Why observe before building

The previous geographdb experiments produced a clear lesson: don’t impose structure, measure it.

The PMI substrate experiments (50.4–50.5 ppl ceiling) showed that geometry imposed from co-occurrence statistics doesn’t transfer to next-token prediction. The geometry had to be the right kind for the task. Imposing the wrong geometry was worse than no geometry.

The same lesson applies here. If the curvature field is imposed — “high-curvature nodes connect to Layer 2, low-curvature to Layer 1” — that’s a design decision that may or may not match what the data actually needs.

The right approach, following the Ollivier-Ricci methodology: build the multi-layer graph from existing data, compute curvature on every edge (within layers AND inter-layer), and observe where it concentrates.

The null hypothesis: curvature distributes randomly across layers and inter-layer edges.
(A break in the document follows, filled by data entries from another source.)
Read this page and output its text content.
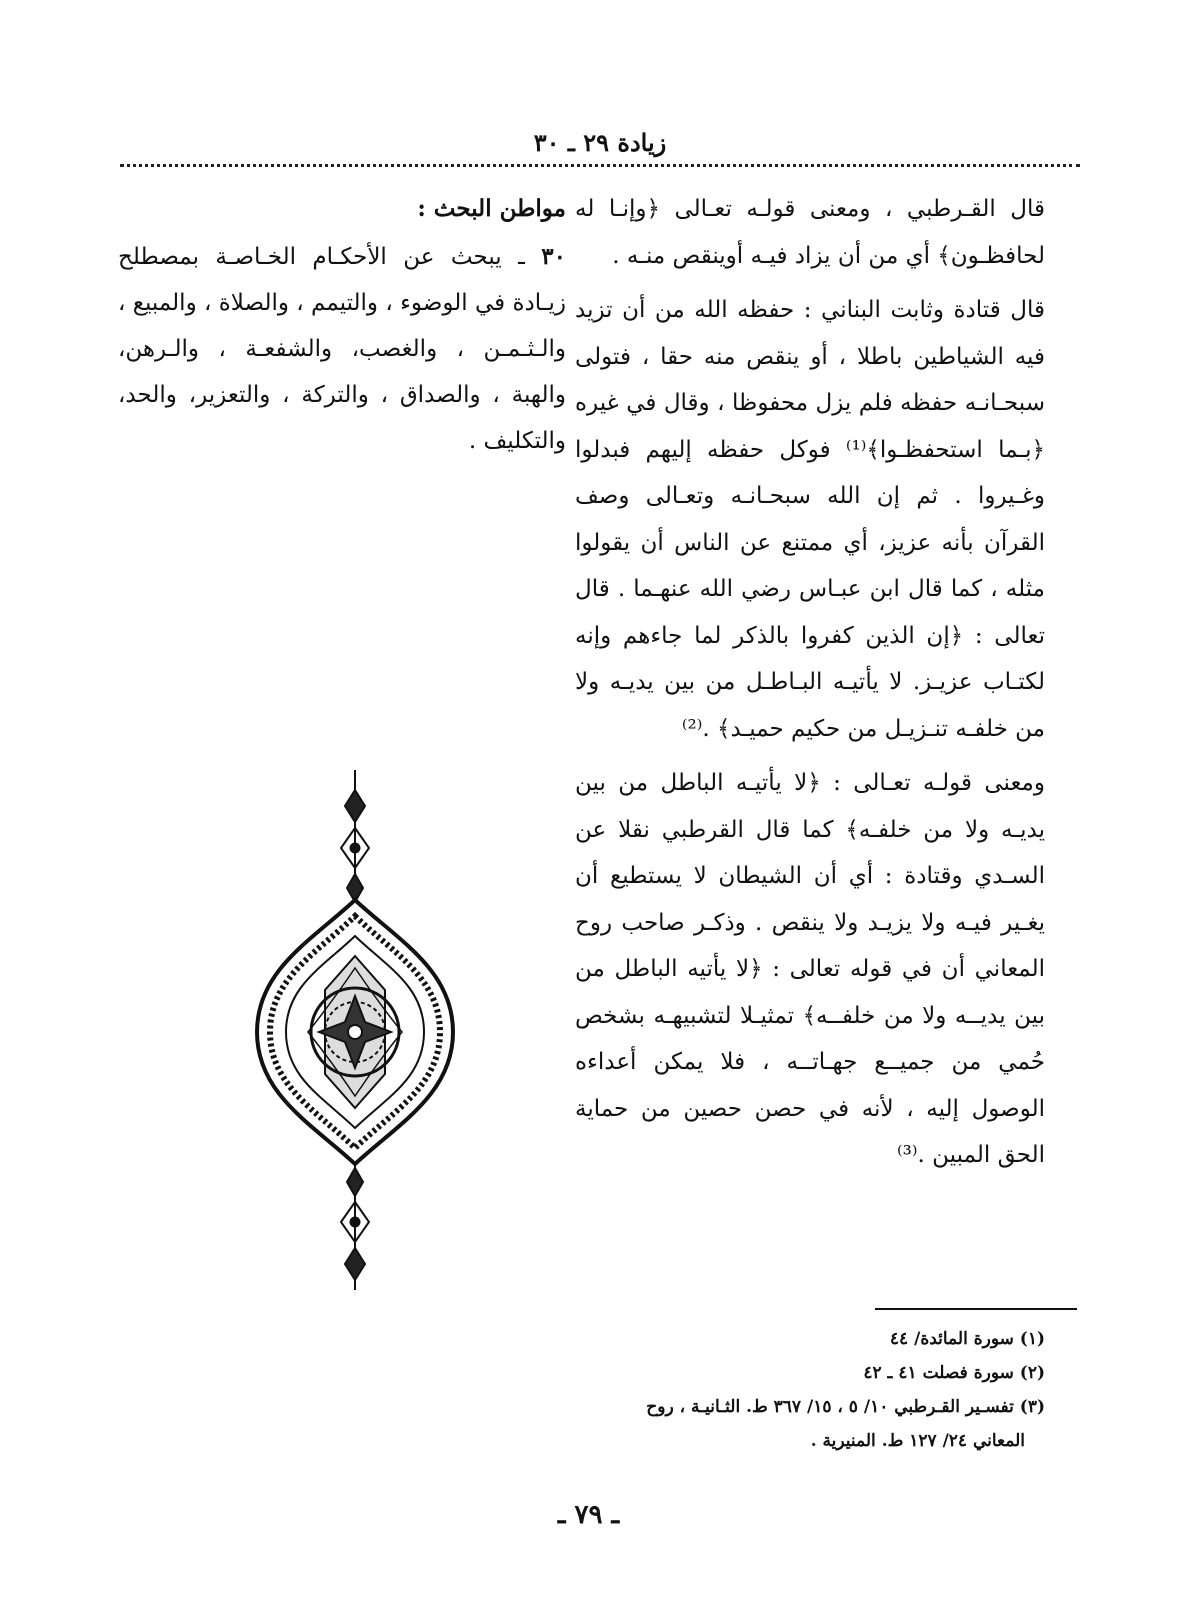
زيادة ٢٩ ـ ٣٠

قال القـرطبي ، ومعنى قولـه تعـالى ﴿وإنـا له لحافظـون﴾ أي من أن يزاد فيـه أوينقص منـه .

قال قتادة وثابت البناني : حفظه الله من أن تزيد فيه الشياطين باطلا ، أو ينقص منه حقا ، فتولى سبحـانـه حفظه فلم يزل محفوظا ، وقال في غيره ﴿بـما استحفظـوا﴾⁽¹⁾ فوكل حفظه إليهم فبدلوا وغـيروا . ثم إن الله سبحـانـه وتعـالى وصف القرآن بأنه عزيز، أي ممتنع عن الناس أن يقولوا مثله ، كما قال ابن عبـاس رضي الله عنهـما . قال تعالى : ﴿إن الذين كفروا بالذكر لما جاءهم وإنه لكتـاب عزيـز. لا يأتيـه البـاطـل من بين يديـه ولا من خلفـه تنـزيـل من حكيم حميـد﴾ .⁽²⁾

ومعنى قولـه تعـالى : ﴿لا يأتيـه الباطل من بين يديـه ولا من خلفـه﴾ كما قال القرطبي نقلا عن السـدي وقتادة : أي أن الشيطان لا يستطيع أن يغـير فيـه ولا يزيـد ولا ينقص . وذكـر صاحب روح المعاني أن في قوله تعالى : ﴿لا يأتيه الباطل من بين يديــه ولا من خلفــه﴾ تمثيـلا لتشبيهـه بشخص حُمي من جميــع جهـاتــه ، فلا يمكن أعداءه الوصول إليه ، لأنه في حصن حصين من حماية الحق المبين .⁽³⁾

مواطن البحث :

٣٠ ـ يبحث عن الأحكـام الخـاصـة بمصطلح زيـادة في الوضوء ، والتيمم ، والصلاة ، والمبيع ، والـثـمـن ، والغصب، والشفعـة ، والـرهن، والهبة ، والصداق ، والتركة ، والتعزير، والحد، والتكليف .

(١) سورة المائدة/ ٤٤
(٢) سورة فصلت ٤١ ـ ٤٢
(٣) تفسـير القـرطبي ١٠/ ٥ ، ١٥/ ٣٦٧ ط. الثـانيـة ، روح
المعاني ٢٤/ ١٢٧ ط. المنيرية .
ـ ٧٩ ـ
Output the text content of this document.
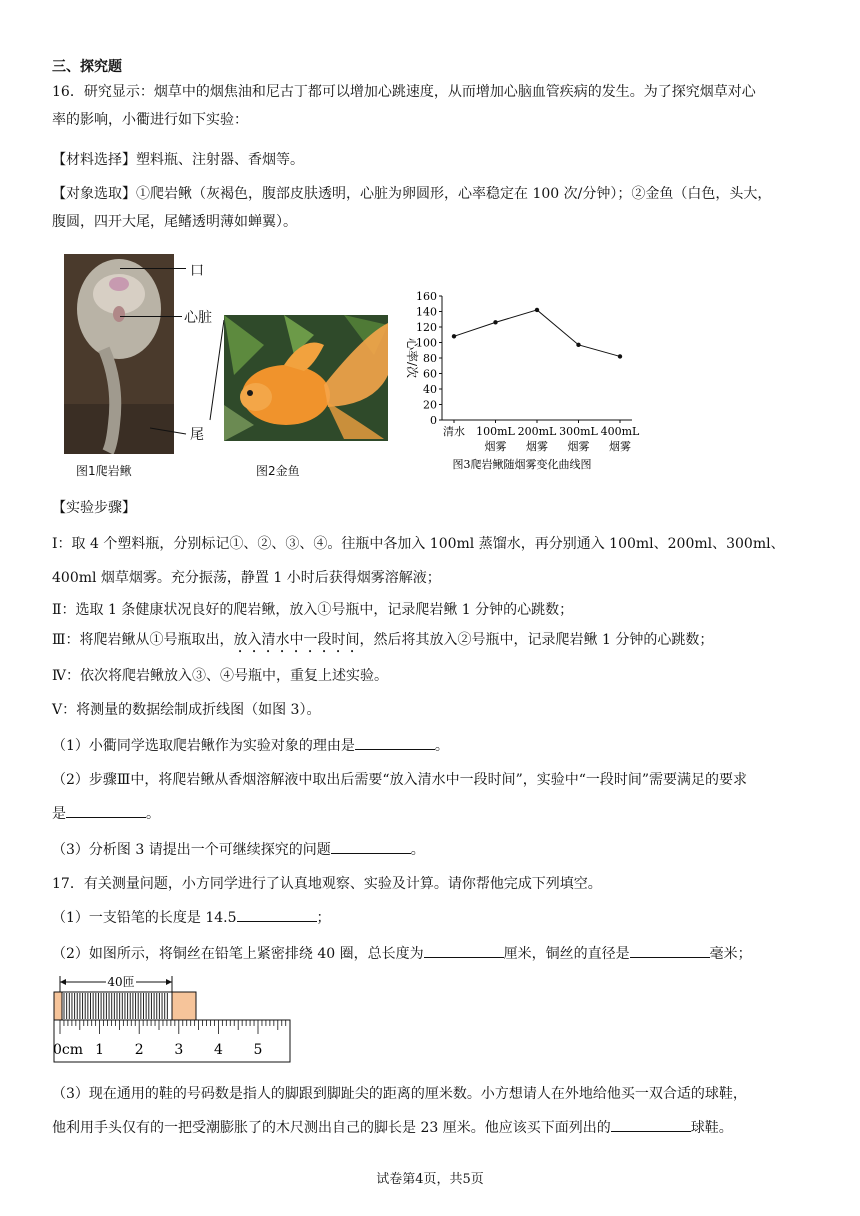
三、探究题
16．研究显示：烟草中的烟焦油和尼古丁都可以增加心跳速度，从而增加心脑血管疾病的发生。为了探究烟草对心
率的影响，小衢进行如下实验：
【材料选择】塑料瓶、注射器、香烟等。
【对象选取】①爬岩鳅（灰褐色，腹部皮肤透明，心脏为卵圆形，心率稳定在 100 次/分钟）；②金鱼（白色，头大，
腹圆，四开大尾，尾鳍透明薄如蝉翼）。
口
心脏
尾
图1爬岩鳅	图2金鱼
0
20
40
60
80
100
120
140
160
清水 100mL
烟雾
200mL
烟雾
300mL
烟雾
400mL
烟雾
心率/次
图3爬岩鳅随烟雾变化曲线图
【实验步骤】
Ⅰ：取 4 个塑料瓶，分别标记①、②、③、④。往瓶中各加入 100ml 蒸馏水，再分别通入 100ml、200ml、300ml、
400ml 烟草烟雾。充分振荡，静置 1 小时后获得烟雾溶解液；
Ⅱ：选取 1 条健康状况良好的爬岩鳅，放入①号瓶中，记录爬岩鳅 1 分钟的心跳数；
Ⅲ：将爬岩鳅从①号瓶取出，放入清水中一段时间，然后将其放入②号瓶中，记录爬岩鳅 1 分钟的心跳数；
Ⅳ：依次将爬岩鳅放入③、④号瓶中，重复上述实验。
Ⅴ：将测量的数据绘制成折线图（如图 3）。
（1）小衢同学选取爬岩鳅作为实验对象的理由是	。
（2）步骤Ⅲ中，将爬岩鳅从香烟溶解液中取出后需要“放入清水中一段时间”，实验中“一段时间”需要满足的要求
是	。
（3）分析图 3 请提出一个可继续探究的问题	。
17．有关测量问题，小方同学进行了认真地观察、实验及计算。请你帮他完成下列填空。
（1）一支铅笔的长度是 14.5	；
（2）如图所示，将铜丝在铅笔上紧密排绕 40 圈，总长度为	厘米，铜丝的直径是	毫米；
40匝
0cm 1 2 3 4 5
（3）现在通用的鞋的号码数是指人的脚跟到脚趾尖的距离的厘米数。小方想请人在外地给他买一双合适的球鞋，
他利用手头仅有的一把受潮膨胀了的木尺测出自己的脚长是 23 厘米。他应该买下面列出的	球鞋。
试卷第4页，共5页
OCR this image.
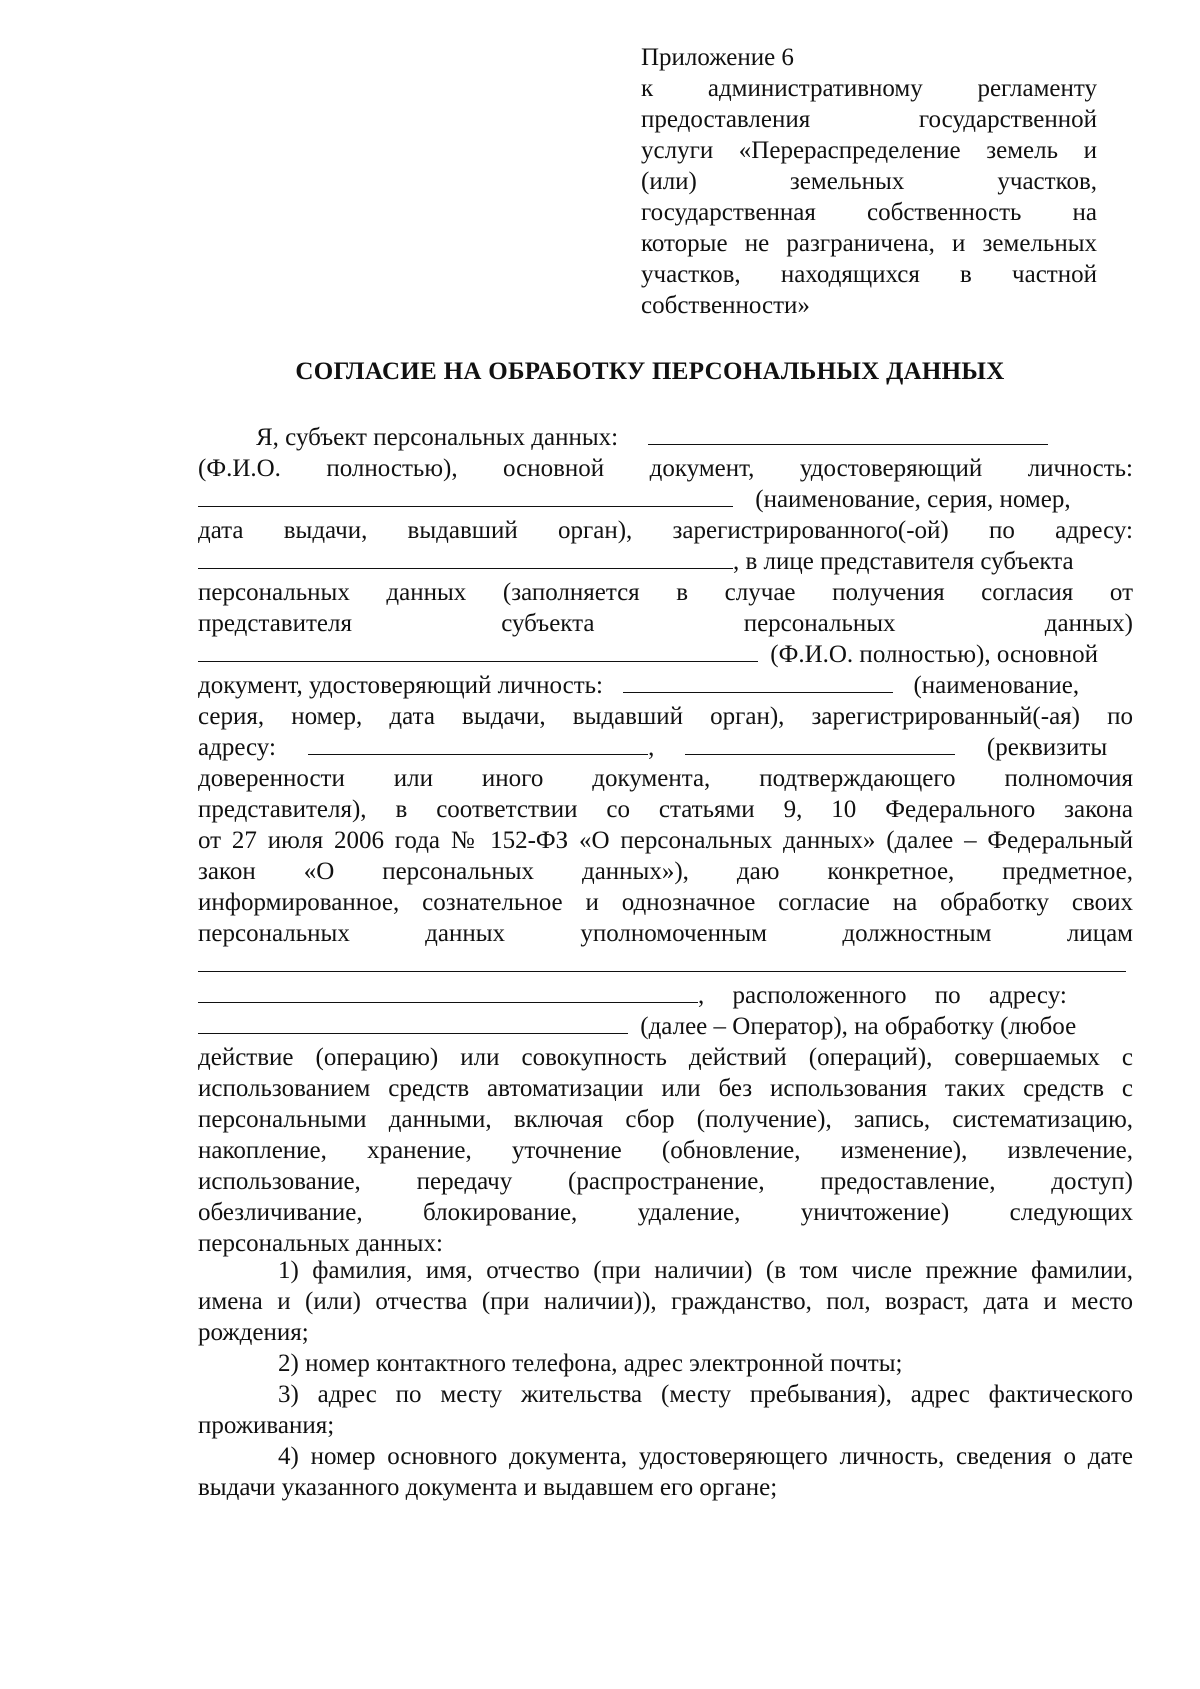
Приложение 6
к административному регламенту
предоставления государственной
услуги «Перераспределение земель и
(или) земельных участков,
государственная собственность на
которые не разграничена, и земельных
участков, находящихся в частной
собственности»
СОГЛАСИЕ НА ОБРАБОТКУ ПЕРСОНАЛЬНЫХ ДАННЫХ
Я, субъект персональных данных:
(Ф.И.О. полностью), основной документ, удостоверяющий личность:
(наименование, серия, номер,
дата выдачи, выдавший орган), зарегистрированного(-ой) по адресу:
, в лице представителя субъекта
персональных данных (заполняется в случае получения согласия от
представителя субъекта персональных данных)
(Ф.И.О. полностью), основной
документ, удостоверяющий личность:	(наименование,
серия, номер, дата выдачи, выдавший орган), зарегистрированный(-ая) по
адресу:	,	(реквизиты
доверенности или иного документа, подтверждающего полномочия
представителя), в соответствии со статьями 9, 10 Федерального закона
от 27 июля 2006 года № 152-ФЗ «О персональных данных» (далее – Федеральный
закон «О персональных данных»), даю конкретное, предметное,
информированное, сознательное и однозначное согласие на обработку своих
персональных данных уполномоченным должностным лицам
, расположенного по адресу:
(далее – Оператор), на обработку (любое
действие (операцию) или совокупность действий (операций), совершаемых с
использованием средств автоматизации или без использования таких средств с
персональными данными, включая сбор (получение), запись, систематизацию,
накопление, хранение, уточнение (обновление, изменение), извлечение,
использование, передачу (распространение, предоставление, доступ)
обезличивание, блокирование, удаление, уничтожение) следующих
персональных данных:
1) фамилия, имя, отчество (при наличии) (в том числе прежние фамилии,
имена и (или) отчества (при наличии)), гражданство, пол, возраст, дата и место
рождения;
2) номер контактного телефона, адрес электронной почты;
3) адрес по месту жительства (месту пребывания), адрес фактического
проживания;
4) номер основного документа, удостоверяющего личность, сведения о дате
выдачи указанного документа и выдавшем его органе;
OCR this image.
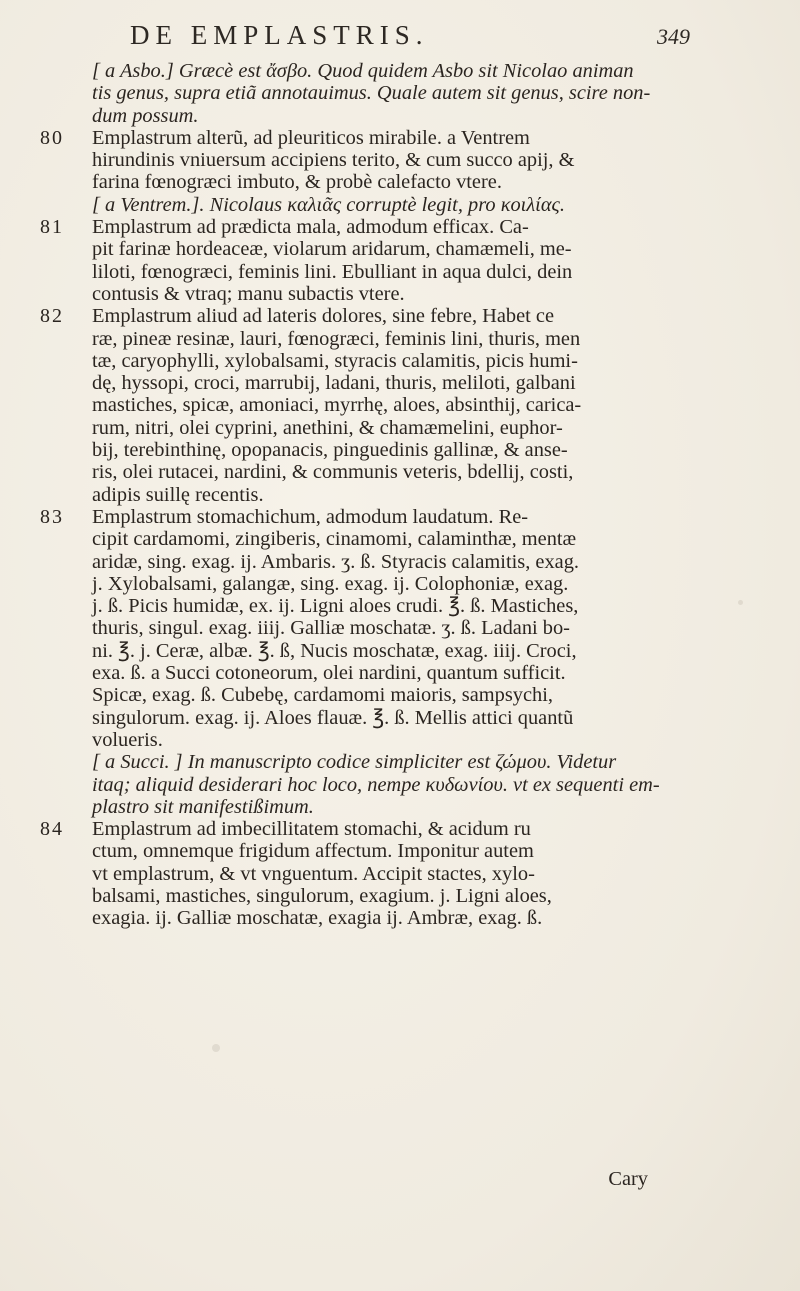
DE EMPLASTRIS.	349
[ a Asbo.] Græcè est ἄσβο. Quod quidem Asbo sit Nicolao animan
tis genus, supra etiã annotauimus. Quale autem sit genus, scire non-
dum possum.
80	Emplastrum alterũ, ad pleuriticos mirabile. a Ventrem
hirundinis vniuersum accipiens terito, & cum succo apij, &
farina fœnogræci imbuto, & probè calefacto vtere.
[ a Ventrem.]. Nicolaus καλιᾶς corruptè legit, pro κοιλίας.
81	Emplastrum ad prædicta mala, admodum efficax. Ca-
pit farinæ hordeaceæ, violarum aridarum, chamæmeli, me-
liloti, fœnogræci, feminis lini. Ebulliant in aqua dulci, dein
contusis & vtraq; manu subactis vtere.
82	Emplastrum aliud ad lateris dolores, sine febre, Habet ce
ræ, pineæ resinæ, lauri, fœnogræci, feminis lini, thuris, men
tæ, caryophylli, xylobalsami, styracis calamitis, picis humi-
dę, hyssopi, croci, marrubij, ladani, thuris, meliloti, galbani
mastiches, spicæ, amoniaci, myrrhę, aloes, absinthij, carica-
rum, nitri, olei cyprini, anethini, & chamæmelini, euphor-
bij, terebinthinę, opopanacis, pinguedinis gallinæ, & anse-
ris, olei rutacei, nardini, & communis veteris, bdellij, costi,
adipis suillę recentis.
83	Emplastrum stomachichum, admodum laudatum. Re-
cipit cardamomi, zingiberis, cinamomi, calaminthæ, mentæ
aridæ, sing. exag. ij. Ambaris. ʒ. ß. Styracis calamitis, exag.
j. Xylobalsami, galangæ, sing. exag. ij. Colophoniæ, exag.
j. ß. Picis humidæ, ex. ij. Ligni aloes crudi. ℥. ß. Mastiches,
thuris, singul. exag. iiij. Galliæ moschatæ. ʒ. ß. Ladani bo-
ni. ℥. j. Ceræ, albæ. ℥. ß, Nucis moschatæ, exag. iiij. Croci,
exa. ß. a Succi cotoneorum, olei nardini, quantum sufficit.
Spicæ, exag. ß. Cubebę, cardamomi maioris, sampsychi,
singulorum. exag. ij. Aloes flauæ. ℥. ß. Mellis attici quantũ
volueris.
[ a Succi. ] In manuscripto codice simpliciter est ζώμου. Videtur
itaq; aliquid desiderari hoc loco, nempe κυδωνίου. vt ex sequenti em-
plastro sit manifestißimum.
84	Emplastrum ad imbecillitatem stomachi, & acidum ru
ctum, omnemque frigidum affectum. Imponitur autem
vt emplastrum, & vt vnguentum. Accipit stactes, xylo-
balsami, mastiches, singulorum, exagium. j. Ligni aloes,
exagia. ij. Galliæ moschatæ, exagia ij. Ambræ, exag. ß.
Cary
If high-curvature points in Layer 1 don’t align with high-curvature points in Layer 2 at the same concept, the inter-layer routing hypothesis is wrong.

The signal to look for: if curvature aligns across layers at the same concepts without being forced — if the geometry self-organizes the layer boundaries — that’s the data telling you where layers naturally touch.


What already exists

The experiment is closer to runnable than it might seem:

  • Layer 1 exists: PMI co-occurrence graph from TinyStories, used in the geographdb experiments
  • Layer 2 exists: SVD embeddings of the PMI graph, 3D token positions
  • Layer 3 exists: directed transition matrix, already built and tested (showed same ~50.5 ppl ceiling as PMI — a result that itself says something about what these layers can and can’t do alone)
  • Curvature tensor: already added to geographdb-core as a per-token feature field

Missing: Ollivier-Ricci curvature computation on the inter-layer edges, and the inter-layer edges themselves.

The plan:

  1. Build inter-layer edges: identity mapping, same token in Layer 1 → same node in Layer 2
  2. Compute Ollivier-Ricci curvature: within each layer, then across inter-layer edges
  3. Plot the curvature distribution — within layers vs inter-layer
  4. Identify what data sits at high-curvature inter-layer points
  5. Report what the geometry says, not what we expected it to say

What this would mean if it works

If inter-layer curvature aligns with within-layer curvature at the same concepts without being imposed, it means the geometry of the data naturally encodes where abstraction levels interact. The routing doesn’t need to be learned — it emerges from the structure.

That’s a different kind of efficiency than quantization or sparse attention. Those reduce compute by approximating the matrix. This replaces the matrix with a structure that computes less because most concepts don’t require multiple abstraction levels to predict.

Whether it works is an empirical question. The experiment will say.